Görsellerde seçilen geometrik şekiller evrenin tespit edilebilmiş en derin gerçekliğini temsil eder ve öyledir, şekiller tesadüfen değil özel olarak seçildi. Görsellerde de nefesi takip ederek günde 21 dakika 21 günlük periyodik uygulama tavsiyemiz olmaktadır.

Yurt içi ve yurt dışında 2013 yılından beri devam edegelen Celcelutiye Eğitimlerimiz var. Bugüne kadar yüzlerce kişi bu eğitimden faydalandı. Celcelutiye Eğitimleri iki aşamalı olarak yapılıyor.

Her bir aşama 2 veya 3 günlük bir program ve katılımcılara program sonunda çok özel yazılı, işitsel ve görsel doküman veriliyor. Özel nefes teknikleri, çakra aktivasyonları, yine özel arınma ve detox uygulamalarıyla kendini tanıma ve şifa çalışmaları üzerine kurulu bir eğitim programımız var.

Uygulama Yöntemi Nasıl  Uygulama Merkezleriniz Var Mı

Öncelikle kişinin durumuna yönelik olarak konu başlıkları belirlenmekte ve bu konu başlıkları için uygun olan dua ve ayetler farklı müzik seçenekleri ile subliminal olarak yerleştirilmektedir. Günde en az üç saat dinlemek kaydıyla üç adet yirmi bir günlük bir uygulama yapılmaktadır. Her 21 günde bir hafta ara verilmesi gerekiyor. Yani toplamda üç aylık bir program… 21 gün kuralının kaynağı ise,  alışkanlıkların beyinde 20 günde oluşmasıdır.  20 gün boyunca aynı şeyi yapan insan 21. günde alışkanlık kazanmış olur. Yani kişi bilinçaltını doğru program ile yüklemiş olacaktır.

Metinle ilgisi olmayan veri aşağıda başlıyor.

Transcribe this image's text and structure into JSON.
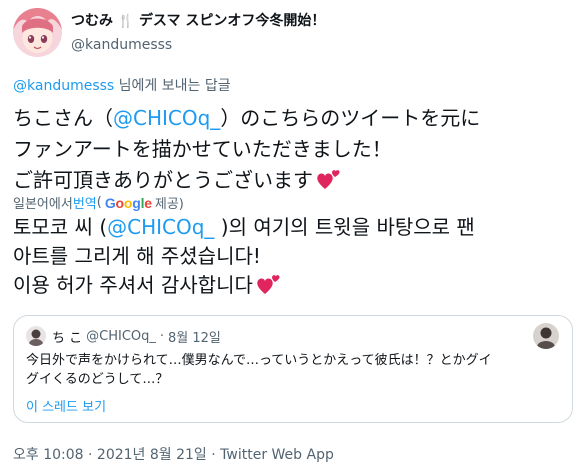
{
  "author": {
    "display_name": "つむみ",
    "display_name_suffix": "デスマ スピンオフ今冬開始！",
    "handle": "@kandumesss"
  },
  "reply_to": {
    "mention": "@kandumesss",
    "suffix": " 님에게 보내는 답글"
  },
  "tweet": {
    "line1_pre": "ちこさん（",
    "line1_mention": "@CHICOq_",
    "line1_post": "）のこちらのツイートを元に",
    "line2": "ファンアートを描かせていただきました！",
    "line3": "ご許可頂きありがとうございます"
  },
  "translate": {
    "from_text": "일본어에서 ",
    "link_text": "번역",
    "by_text": "(",
    "provider_letters": [
      "G",
      "o",
      "o",
      "g",
      "l",
      "e"
    ],
    "provided_text": " 제공)"
  },
  "translated": {
    "line1_pre": "토모코 씨 (",
    "line1_mention": "@CHICOq_",
    "line1_post": " )의 여기의 트윗을 바탕으로 팬",
    "line2": "아트를 그리게 해 주셨습니다!",
    "line3": " 이용 허가 주셔서 감사합니다"
  },
  "quote": {
    "name": "ち こ",
    "handle": "@CHICOq_",
    "separator": "·",
    "date": "8월 12일",
    "line1": "今日外で声をかけられて…僕男なんで…っていうとかえって彼氏は！？とかグイ",
    "line2": "グイくるのどうして…？",
    "thread_link": "이 스레드 보기"
  },
  "meta": {
    "timestamp": "오후 10:08 · 2021년 8월 21일 · Twitter Web App"
  },
  "colors": {
    "link": "#1d9bf0",
    "muted": "#536471",
    "heart": "#e0245e",
    "border": "#cfd9de"
  },
  "icons": {
    "utensils": "fork-knife-icon",
    "heart": "two-hearts-icon"
  }
}
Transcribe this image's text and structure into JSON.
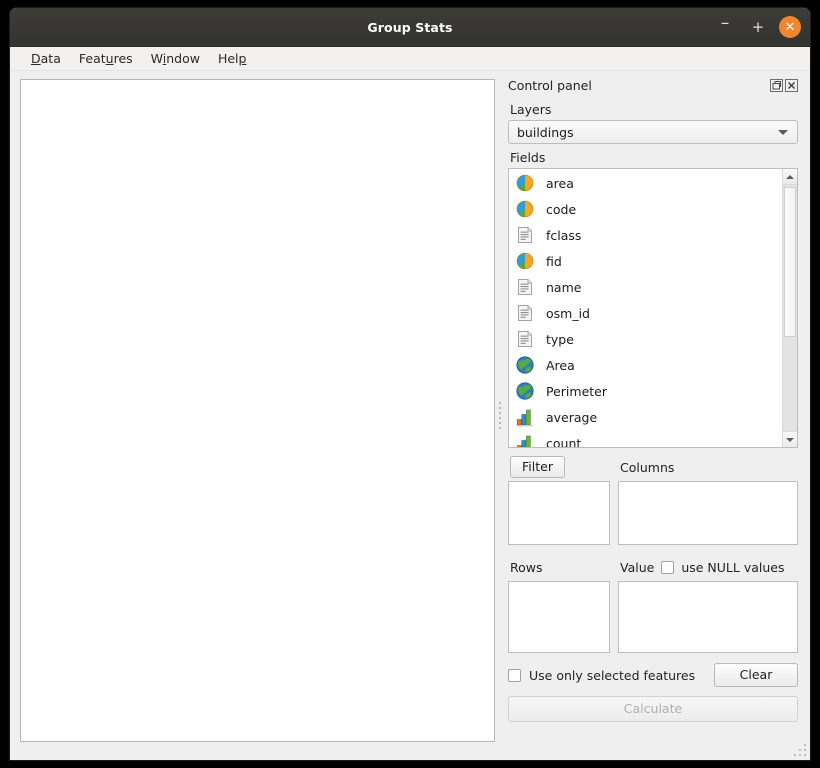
{
  "window": {
    "title": "Group Stats",
    "buttons": {
      "minimize": "–",
      "maximize": "+",
      "close": "✕"
    }
  },
  "menubar": {
    "items": [
      {
        "label": "Data",
        "mnemonic_index": 0
      },
      {
        "label": "Features",
        "mnemonic_index": 4
      },
      {
        "label": "Window",
        "mnemonic_index": 1
      },
      {
        "label": "Help",
        "mnemonic_index": 3
      }
    ]
  },
  "control_panel": {
    "title": "Control panel",
    "header_buttons": [
      {
        "name": "float-icon",
        "tooltip": "Undock"
      },
      {
        "name": "close-icon",
        "tooltip": "Close"
      }
    ],
    "layers": {
      "label": "Layers",
      "selected": "buildings",
      "options": [
        "buildings"
      ]
    },
    "fields": {
      "label": "Fields",
      "items": [
        {
          "name": "area",
          "icon": "numeric-field-icon"
        },
        {
          "name": "code",
          "icon": "numeric-field-icon"
        },
        {
          "name": "fclass",
          "icon": "text-field-icon"
        },
        {
          "name": "fid",
          "icon": "numeric-field-icon"
        },
        {
          "name": "name",
          "icon": "text-field-icon"
        },
        {
          "name": "osm_id",
          "icon": "text-field-icon"
        },
        {
          "name": "type",
          "icon": "text-field-icon"
        },
        {
          "name": "Area",
          "icon": "geometry-globe-icon"
        },
        {
          "name": "Perimeter",
          "icon": "geometry-globe-icon"
        },
        {
          "name": "average",
          "icon": "statistic-bar-icon"
        },
        {
          "name": "count",
          "icon": "statistic-bar-icon"
        }
      ],
      "scroll_position_percent": 0
    },
    "filter": {
      "button_label": "Filter",
      "value": ""
    },
    "columns": {
      "label": "Columns",
      "value": ""
    },
    "rows": {
      "label": "Rows",
      "value": ""
    },
    "value": {
      "label": "Value",
      "value": "",
      "use_null": {
        "label": "use NULL values",
        "checked": false
      }
    },
    "use_only_selected": {
      "label": "Use only selected features",
      "checked": false
    },
    "clear_button": "Clear",
    "calculate_button": "Calculate",
    "calculate_enabled": false
  },
  "colors": {
    "titlebar": "#35342f",
    "close_button": "#f0862d",
    "window_bg": "#efefef",
    "canvas_bg": "#ffffff",
    "text": "#232323"
  }
}
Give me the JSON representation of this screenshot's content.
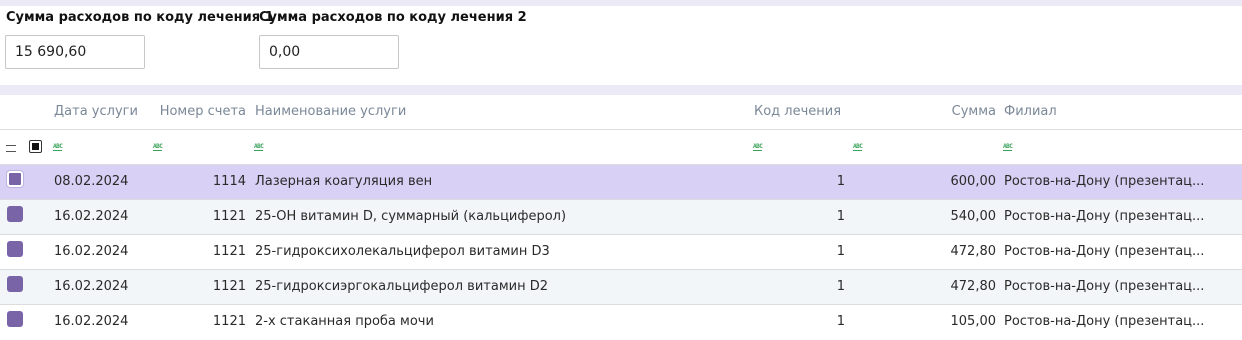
{
  "summary": {
    "code1_label": "Сумма расходов по коду лечения 1",
    "code1_value": "15 690,60",
    "code2_label": "Сумма расходов по коду лечения 2",
    "code2_value": "0,00"
  },
  "table": {
    "columns": {
      "date": "Дата услуги",
      "account": "Номер счета",
      "service": "Наименование услуги",
      "code": "Код лечения",
      "sum": "Сумма",
      "branch": "Филиал"
    },
    "filter_icon_label": "ABC",
    "rows": [
      {
        "date": "08.02.2024",
        "account": "1114",
        "service": "Лазерная коагуляция вен",
        "code": "1",
        "sum": "600,00",
        "branch": "Ростов-на-Дону (презентац..."
      },
      {
        "date": "16.02.2024",
        "account": "1121",
        "service": "25-ОН витамин D, суммарный (кальциферол)",
        "code": "1",
        "sum": "540,00",
        "branch": "Ростов-на-Дону (презентац..."
      },
      {
        "date": "16.02.2024",
        "account": "1121",
        "service": "25-гидроксихолекальциферол витамин D3",
        "code": "1",
        "sum": "472,80",
        "branch": "Ростов-на-Дону (презентац..."
      },
      {
        "date": "16.02.2024",
        "account": "1121",
        "service": "25-гидроксиэргокальциферол витамин D2",
        "code": "1",
        "sum": "472,80",
        "branch": "Ростов-на-Дону (презентац..."
      },
      {
        "date": "16.02.2024",
        "account": "1121",
        "service": "2-х стаканная проба мочи",
        "code": "1",
        "sum": "105,00",
        "branch": "Ростов-на-Дону (презентац..."
      }
    ]
  },
  "colors": {
    "accent": "#7a64a8",
    "selected_row": "#d8d1f5",
    "alt_row": "#f3f6f8",
    "header_text": "#7b8898",
    "strip": "#edeaf8"
  }
}
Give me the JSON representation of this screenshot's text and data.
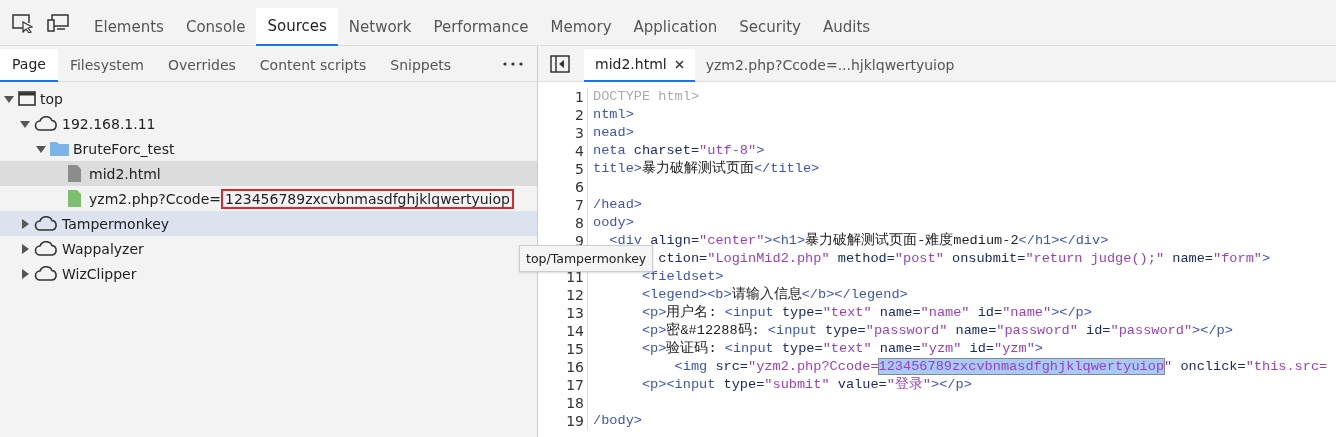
{
  "toolbar": {
    "tabs": [
      {
        "label": "Elements",
        "selected": false
      },
      {
        "label": "Console",
        "selected": false
      },
      {
        "label": "Sources",
        "selected": true
      },
      {
        "label": "Network",
        "selected": false
      },
      {
        "label": "Performance",
        "selected": false
      },
      {
        "label": "Memory",
        "selected": false
      },
      {
        "label": "Application",
        "selected": false
      },
      {
        "label": "Security",
        "selected": false
      },
      {
        "label": "Audits",
        "selected": false
      }
    ]
  },
  "navigator": {
    "tabs": [
      {
        "label": "Page",
        "selected": true
      },
      {
        "label": "Filesystem",
        "selected": false
      },
      {
        "label": "Overrides",
        "selected": false
      },
      {
        "label": "Content scripts",
        "selected": false
      },
      {
        "label": "Snippets",
        "selected": false
      }
    ],
    "tree": [
      {
        "kind": "frame",
        "name": "top",
        "expanded": true,
        "selected": false,
        "hovered": false,
        "children": [
          {
            "kind": "cloud",
            "name": "192.168.1.11",
            "expanded": true,
            "selected": false,
            "hovered": false,
            "children": [
              {
                "kind": "folder",
                "name": "BruteForc_test",
                "expanded": true,
                "selected": false,
                "hovered": false,
                "children": [
                  {
                    "kind": "file",
                    "color": "#8c8c8c",
                    "name": "mid2.html",
                    "selected": true,
                    "hovered": false
                  },
                  {
                    "kind": "file",
                    "color": "#7dbf6e",
                    "name": "yzm2.php?Ccode=",
                    "boxed_part": "123456789zxcvbnmasdfghjklqwertyuiop",
                    "selected": false,
                    "hovered": false
                  }
                ]
              }
            ]
          },
          {
            "kind": "cloud",
            "name": "Tampermonkey",
            "expanded": false,
            "selected": false,
            "hovered": true
          },
          {
            "kind": "cloud",
            "name": "Wappalyzer",
            "expanded": false,
            "selected": false,
            "hovered": false
          },
          {
            "kind": "cloud",
            "name": "WizClipper",
            "expanded": false,
            "selected": false,
            "hovered": false
          }
        ]
      }
    ],
    "tooltip": "top/Tampermonkey"
  },
  "editor": {
    "tabs": [
      {
        "label": "mid2.html",
        "selected": true,
        "closable": true
      },
      {
        "label": "yzm2.php?Ccode=...hjklqwertyuiop",
        "selected": false,
        "closable": false
      }
    ],
    "lines": [
      {
        "number": "1",
        "tokens": [
          {
            "kind": "doctype",
            "text": "DOCTYPE html>"
          }
        ]
      },
      {
        "number": "2",
        "tokens": [
          {
            "kind": "tag",
            "text": "ntml>"
          }
        ]
      },
      {
        "number": "3",
        "tokens": [
          {
            "kind": "tag",
            "text": "nead>"
          }
        ]
      },
      {
        "number": "4",
        "tokens": [
          {
            "kind": "tag",
            "text": "neta"
          },
          {
            "kind": "attr",
            "text": " charset="
          },
          {
            "kind": "value",
            "text": "\"utf-8\""
          },
          {
            "kind": "tag",
            "text": ">"
          }
        ]
      },
      {
        "number": "5",
        "tokens": [
          {
            "kind": "tag",
            "text": "title>"
          },
          {
            "kind": "text",
            "text": "暴力破解测试页面"
          },
          {
            "kind": "tag",
            "text": "</title>"
          }
        ]
      },
      {
        "number": "6"
      },
      {
        "number": "7",
        "tokens": [
          {
            "kind": "tag",
            "text": "/head>"
          }
        ]
      },
      {
        "number": "8",
        "tokens": [
          {
            "kind": "tag",
            "text": "oody>"
          }
        ]
      },
      {
        "number": "9",
        "tokens": [
          {
            "kind": "tag",
            "text": "  <div"
          },
          {
            "kind": "attr",
            "text": " align="
          },
          {
            "kind": "value",
            "text": "\"center\""
          },
          {
            "kind": "tag",
            "text": "><h1>"
          },
          {
            "kind": "text",
            "text": "暴力破解测试页面-难度medium-2"
          },
          {
            "kind": "tag",
            "text": "</h1></div>"
          }
        ]
      },
      {
        "tokens": [
          {
            "kind": "attr",
            "text": "        ction="
          },
          {
            "kind": "value",
            "text": "\"LoginMid2.php\""
          },
          {
            "kind": "attr",
            "text": " method="
          },
          {
            "kind": "value",
            "text": "\"post\""
          },
          {
            "kind": "attr",
            "text": " onsubmit="
          },
          {
            "kind": "value",
            "text": "\"return judge();\""
          },
          {
            "kind": "attr",
            "text": " name="
          },
          {
            "kind": "value",
            "text": "\"form\""
          },
          {
            "kind": "tag",
            "text": ">"
          }
        ]
      },
      {
        "number": "11",
        "tokens": [
          {
            "kind": "tag",
            "text": "      <fieldset>"
          }
        ]
      },
      {
        "number": "12",
        "tokens": [
          {
            "kind": "tag",
            "text": "      <legend><b>"
          },
          {
            "kind": "text",
            "text": "请输入信息"
          },
          {
            "kind": "tag",
            "text": "</b></legend>"
          }
        ]
      },
      {
        "number": "13",
        "tokens": [
          {
            "kind": "tag",
            "text": "      <p>"
          },
          {
            "kind": "text",
            "text": "用户名: "
          },
          {
            "kind": "tag",
            "text": "<input"
          },
          {
            "kind": "attr",
            "text": " type="
          },
          {
            "kind": "value",
            "text": "\"text\""
          },
          {
            "kind": "attr",
            "text": " name="
          },
          {
            "kind": "value",
            "text": "\"name\""
          },
          {
            "kind": "attr",
            "text": " id="
          },
          {
            "kind": "value",
            "text": "\"name\""
          },
          {
            "kind": "tag",
            "text": "></p>"
          }
        ]
      },
      {
        "number": "14",
        "tokens": [
          {
            "kind": "tag",
            "text": "      <p>"
          },
          {
            "kind": "text",
            "text": "密&#12288码: "
          },
          {
            "kind": "tag",
            "text": "<input"
          },
          {
            "kind": "attr",
            "text": " type="
          },
          {
            "kind": "value",
            "text": "\"password\""
          },
          {
            "kind": "attr",
            "text": " name="
          },
          {
            "kind": "value",
            "text": "\"password\""
          },
          {
            "kind": "attr",
            "text": " id="
          },
          {
            "kind": "value",
            "text": "\"password\""
          },
          {
            "kind": "tag",
            "text": "></p>"
          }
        ]
      },
      {
        "number": "15",
        "tokens": [
          {
            "kind": "tag",
            "text": "      <p>"
          },
          {
            "kind": "text",
            "text": "验证码: "
          },
          {
            "kind": "tag",
            "text": "<input"
          },
          {
            "kind": "attr",
            "text": " type="
          },
          {
            "kind": "value",
            "text": "\"text\""
          },
          {
            "kind": "attr",
            "text": " name="
          },
          {
            "kind": "value",
            "text": "\"yzm\""
          },
          {
            "kind": "attr",
            "text": " id="
          },
          {
            "kind": "value",
            "text": "\"yzm\""
          },
          {
            "kind": "tag",
            "text": ">"
          }
        ]
      },
      {
        "number": "16",
        "tokens": [
          {
            "kind": "tag",
            "text": "          <img"
          },
          {
            "kind": "attr",
            "text": " src="
          },
          {
            "kind": "value",
            "text": "\"yzm2.php?Ccode="
          },
          {
            "kind": "selected",
            "text": "123456789zxcvbnmasdfghjklqwertyuiop"
          },
          {
            "kind": "value",
            "text": "\""
          },
          {
            "kind": "attr",
            "text": " onclick="
          },
          {
            "kind": "value",
            "text": "\"this.src="
          }
        ]
      },
      {
        "number": "17",
        "tokens": [
          {
            "kind": "tag",
            "text": "      <p><input"
          },
          {
            "kind": "attr",
            "text": " type="
          },
          {
            "kind": "value",
            "text": "\"submit\""
          },
          {
            "kind": "attr",
            "text": " value="
          },
          {
            "kind": "value",
            "text": "\"登录\""
          },
          {
            "kind": "tag",
            "text": "></p>"
          }
        ]
      },
      {
        "number": "18"
      },
      {
        "number": "19",
        "tokens": [
          {
            "kind": "tag",
            "text": "/body>"
          }
        ]
      }
    ]
  }
}
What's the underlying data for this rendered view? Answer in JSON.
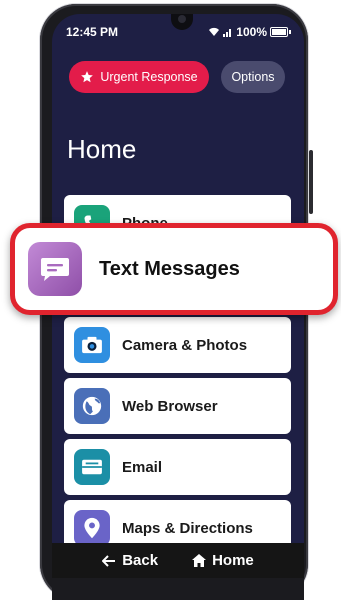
{
  "status_bar": {
    "time": "12:45 PM",
    "battery": "100%"
  },
  "top_buttons": {
    "urgent_label": "Urgent Response",
    "options_label": "Options"
  },
  "page_title": "Home",
  "apps": [
    {
      "label": "Phone",
      "icon": "phone-icon",
      "color": "#1aa37a"
    },
    {
      "label": "Text Messages",
      "icon": "message-icon",
      "color": "#a96bbf"
    },
    {
      "label": "Camera & Photos",
      "icon": "camera-icon",
      "color": "#2f8fe0"
    },
    {
      "label": "Web Browser",
      "icon": "globe-icon",
      "color": "#4a6fb8"
    },
    {
      "label": "Email",
      "icon": "email-icon",
      "color": "#1b8fa6"
    },
    {
      "label": "Maps & Directions",
      "icon": "map-pin-icon",
      "color": "#6a64c8"
    }
  ],
  "nav": {
    "back_label": "Back",
    "home_label": "Home"
  },
  "colors": {
    "screen_bg": "#1e1f44",
    "urgent": "#e31c4a",
    "highlight_border": "#e0242e"
  }
}
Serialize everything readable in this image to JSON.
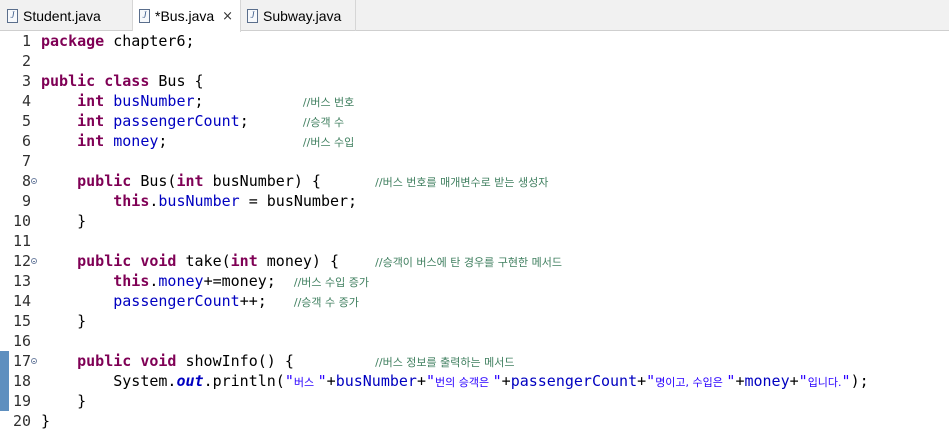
{
  "tabs": [
    {
      "label": "Student.java",
      "active": false,
      "closable": false
    },
    {
      "label": "*Bus.java",
      "active": true,
      "closable": true
    },
    {
      "label": "Subway.java",
      "active": false,
      "closable": false
    }
  ],
  "tab_close_glyph": "×",
  "file_icon_glyph": "J",
  "line_numbers": [
    "1",
    "2",
    "3",
    "4",
    "5",
    "6",
    "7",
    "8",
    "9",
    "10",
    "11",
    "12",
    "13",
    "14",
    "15",
    "16",
    "17",
    "18",
    "19",
    "20"
  ],
  "code": {
    "l1": {
      "kw": "package",
      "rest": " chapter6;"
    },
    "l3": {
      "kw1": "public",
      "kw2": "class",
      "rest": " Bus {"
    },
    "l4": {
      "indent": "    ",
      "kw": "int",
      "fld": "busNumber",
      "rest": ";           ",
      "cmt": "//버스 번호"
    },
    "l5": {
      "indent": "    ",
      "kw": "int",
      "fld": "passengerCount",
      "rest": ";      ",
      "cmt": "//승객 수"
    },
    "l6": {
      "indent": "    ",
      "kw": "int",
      "fld": "money",
      "rest": ";               ",
      "cmt": "//버스 수입"
    },
    "l8": {
      "indent": "    ",
      "kw1": "public",
      "a": " Bus(",
      "kw2": "int",
      "b": " busNumber) {      ",
      "cmt": "//버스 번호를 매개변수로 받는 생성자"
    },
    "l9": {
      "indent": "        ",
      "kw": "this",
      "dot": ".",
      "fld": "busNumber",
      "rest": " = busNumber;"
    },
    "l10": {
      "text": "    }"
    },
    "l12": {
      "indent": "    ",
      "kw1": "public",
      "kw2": "void",
      "a": " take(",
      "kw3": "int",
      "b": " money) {    ",
      "cmt": "//승객이 버스에 탄 경우를 구현한 메서드"
    },
    "l13": {
      "indent": "        ",
      "kw": "this",
      "dot": ".",
      "fld": "money",
      "rest": "+=money;  ",
      "cmt": "//버스 수입 증가"
    },
    "l14": {
      "indent": "        ",
      "fld": "passengerCount",
      "rest": "++;   ",
      "cmt": "//승객 수 증가"
    },
    "l15": {
      "text": "    }"
    },
    "l17": {
      "indent": "    ",
      "kw1": "public",
      "kw2": "void",
      "a": " showInfo() {         ",
      "cmt": "//버스 정보를 출력하는 메서드"
    },
    "l18": {
      "indent": "        ",
      "a": "System.",
      "stat": "out",
      "b": ".println(",
      "s1q": "\"",
      "s1k": "버스 ",
      "s1e": "\"",
      "c": "+",
      "f1": "busNumber",
      "d": "+",
      "s2q": "\"",
      "s2k": "번의 승객은 ",
      "s2e": "\"",
      "e": "+",
      "f2": "passengerCount",
      "f": "+",
      "s3q": "\"",
      "s3k": "명이고, 수입은 ",
      "s3e": "\"",
      "g": "+",
      "f3": "money",
      "h": "+",
      "s4q": "\"",
      "s4k": "입니다.",
      "s4e": "\"",
      "i": ");"
    },
    "l19": {
      "text": "    }"
    },
    "l20": {
      "text": "}"
    }
  },
  "colors": {
    "keyword": "#7f0055",
    "field": "#0000c0",
    "comment": "#3f7f5f",
    "string": "#2a00ff",
    "change_marker": "#5e8fbf"
  },
  "fold_lines": [
    8,
    12,
    17
  ],
  "changed_lines": [
    17,
    18,
    19
  ]
}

Terapi süreci için özel bir uygulama merkezine ihtiyaç duyulmamaktadır. Kişi evinde, işyerinde, yolda, araç kullanırken veya uyurken yada günlük aktivitelerini yaparken uygulama yapabilir. Özel bir mekân veya zaman bağımlılığı gerektirmemektedir.

Müziği Yalın Mı Yoksa Bir Dua, İlaç, Gıda Ve Beslenme Egzersizleri Öneriyor Musunuz

Sadece müziği dinlemek yeterli mi yoksa beraberinde herhangi bir şey daha öneriyor musunuz?

Kullanmış olduğumuz sadece müzik değil. Müziklerin alt yapısına subliminal olarak dua ve ayetler yerleştirmekteyiz. Elbette ki belli bir dinleme periyodu mevcut. Subliminal olarak hazırlanan müzikleri günlük en az üç saat ve 21 gün boyunca uygulama tavsiyesinde bulunuyoruz. Uygulama sürecinde etkinin artması adına maddi manevi perhiz tavsiyemiz oluyor.

 Zira yediğimiz gıdalar bedenimizdeki hücrelerden tutun latifelerimize kadar işlemektedir. Gözümüzden giren görüntülerden tutun, işittiğimiz bütün seslerin sürece etkisi bulunmaktadır. Maneviyatımıza dikkat etmenin yanı sıra doğru nefes alıp verme, olumlu düşünme, doğal ve katkısız gıdalarla beslenmeyi her zaman önermekteyiz.

 Zira insan ne yiyorsa odur ve Kur’an’da da Cenab-ı Hakk “İnsan ne yediğine bir baksın!” (Abese: 24) buyurarak bu konunun önemine dikkat çekiyor.